Not everything is the landlord's responsibility in a rental. You are still expected to keep it clean

ElaborateCushion · 18/11/2024 14:34

Doglover321 · 15/11/2024 13:17

We have been wiping the mold away every few days with warm water and washing up liquid, as well as ventilating the house. Surely it shouldn’t be growing back so soon?

My DM used to use diluted bleach. Washing up liquid will remove it superficially, but the spores are still there.

Think of mould like the hairs on your legs. You can shave them as much as you want, but the roots are still there.

Washing up liquid is the equivalent of a razor.

Bleach is the equivalent of a wax.

Proper mould treatment and/or resolving the reason for the mould growing is like an IPL machine!

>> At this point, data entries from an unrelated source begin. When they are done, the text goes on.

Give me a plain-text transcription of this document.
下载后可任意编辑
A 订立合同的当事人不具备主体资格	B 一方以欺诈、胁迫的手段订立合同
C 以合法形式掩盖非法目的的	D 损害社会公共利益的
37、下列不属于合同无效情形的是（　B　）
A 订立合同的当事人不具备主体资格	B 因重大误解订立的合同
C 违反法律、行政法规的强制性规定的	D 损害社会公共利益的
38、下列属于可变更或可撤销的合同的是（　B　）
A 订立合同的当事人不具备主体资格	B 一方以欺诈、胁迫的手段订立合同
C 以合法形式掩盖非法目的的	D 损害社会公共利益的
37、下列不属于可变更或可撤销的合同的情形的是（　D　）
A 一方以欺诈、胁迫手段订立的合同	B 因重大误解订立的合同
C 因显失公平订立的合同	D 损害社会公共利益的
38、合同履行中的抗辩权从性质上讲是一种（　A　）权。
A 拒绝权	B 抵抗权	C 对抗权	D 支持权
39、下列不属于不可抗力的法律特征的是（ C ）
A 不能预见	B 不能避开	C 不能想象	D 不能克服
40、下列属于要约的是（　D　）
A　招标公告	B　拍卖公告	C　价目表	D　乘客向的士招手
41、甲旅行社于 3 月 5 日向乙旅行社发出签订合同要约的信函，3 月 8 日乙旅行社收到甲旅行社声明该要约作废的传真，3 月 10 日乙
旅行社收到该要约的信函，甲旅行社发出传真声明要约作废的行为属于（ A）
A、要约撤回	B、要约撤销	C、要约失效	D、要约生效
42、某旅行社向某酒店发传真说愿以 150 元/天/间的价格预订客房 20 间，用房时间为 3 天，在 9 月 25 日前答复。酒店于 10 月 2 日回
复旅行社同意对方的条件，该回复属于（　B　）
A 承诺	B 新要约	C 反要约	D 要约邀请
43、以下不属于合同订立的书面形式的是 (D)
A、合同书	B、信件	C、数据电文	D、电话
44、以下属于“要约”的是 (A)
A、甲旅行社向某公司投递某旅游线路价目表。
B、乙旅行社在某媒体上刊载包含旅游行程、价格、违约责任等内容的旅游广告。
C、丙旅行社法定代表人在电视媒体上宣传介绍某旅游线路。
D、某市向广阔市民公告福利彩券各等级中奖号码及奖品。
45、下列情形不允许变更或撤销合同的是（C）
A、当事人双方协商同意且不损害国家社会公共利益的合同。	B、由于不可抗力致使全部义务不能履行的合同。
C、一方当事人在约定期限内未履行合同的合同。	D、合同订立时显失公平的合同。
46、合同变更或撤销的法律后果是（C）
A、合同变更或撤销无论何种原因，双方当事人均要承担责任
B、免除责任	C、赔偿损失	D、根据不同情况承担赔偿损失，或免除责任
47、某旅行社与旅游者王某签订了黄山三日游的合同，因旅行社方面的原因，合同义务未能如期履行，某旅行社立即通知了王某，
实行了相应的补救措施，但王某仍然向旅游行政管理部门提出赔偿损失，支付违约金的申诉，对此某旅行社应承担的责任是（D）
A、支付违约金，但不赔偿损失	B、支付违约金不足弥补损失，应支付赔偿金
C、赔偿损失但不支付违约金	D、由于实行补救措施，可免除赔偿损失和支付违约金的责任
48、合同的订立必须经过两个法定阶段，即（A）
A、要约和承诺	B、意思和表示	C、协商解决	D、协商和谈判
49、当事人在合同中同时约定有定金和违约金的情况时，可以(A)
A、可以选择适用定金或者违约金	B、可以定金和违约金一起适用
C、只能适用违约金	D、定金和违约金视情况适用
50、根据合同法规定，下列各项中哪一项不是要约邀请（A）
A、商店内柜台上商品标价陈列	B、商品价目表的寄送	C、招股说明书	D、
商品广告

NewGreenDuck · 18/11/2024 14:43

WiddlinDiddlin · 18/11/2024 05:45

Yeah I think the OP might have mentioned something like that, if they were producing abnormal amounts of poo regularly.

Why would the short flush be of use, it's a significantly smaller amount of water, used for flushing a wee?

Because the person concerned is blind and hadn't realised they were only pushing the short flush mechanism.
I mention the short flush as lots of people don't actually realise how to use it believe it or not!

WiddlinDiddlin · 18/11/2024 14:51

Ohhhhhhh I see... it read like you expected the short flush to help, not 'additionally the cement pooper was using the short flush, which didn't help...' .

LakieLady · 18/11/2024 15:36

Cosyblankets · 15/11/2024 14:08

When did you last empty the shower drain of hair for it to be so bad that it blocked and flooded?
This is your issue not the landlord's
Will the building insurance even cover the damage if it's down to your negligence? I'm not sure.

I've got very thick hair and I shed it like a labrador in a heat wave. I have never had a problem with it blocking the shower waste in the 31 years l've lived here. And I don't recall it blocking a waste pipe anywhere else I've lived, even when my hair was waist length.

ElaborateCushion · 18/11/2024 18:12

LakieLady · 18/11/2024 15:36

I've got very thick hair and I shed it like a labrador in a heat wave. I have never had a problem with it blocking the shower waste in the 31 years l've lived here. And I don't recall it blocking a waste pipe anywhere else I've lived, even when my hair was waist length.

I have very fine hair that's not particularly long, yet I have to de-fuzz the shower drain regularly!

Maybe my drains aren't particularly good either, but I keep a plunger in the bathroom ready for such eventualities and give it a good plunge (what an excellent word) when the water starts backing up.

It's a very satisfying, if not entirely disgusting, job!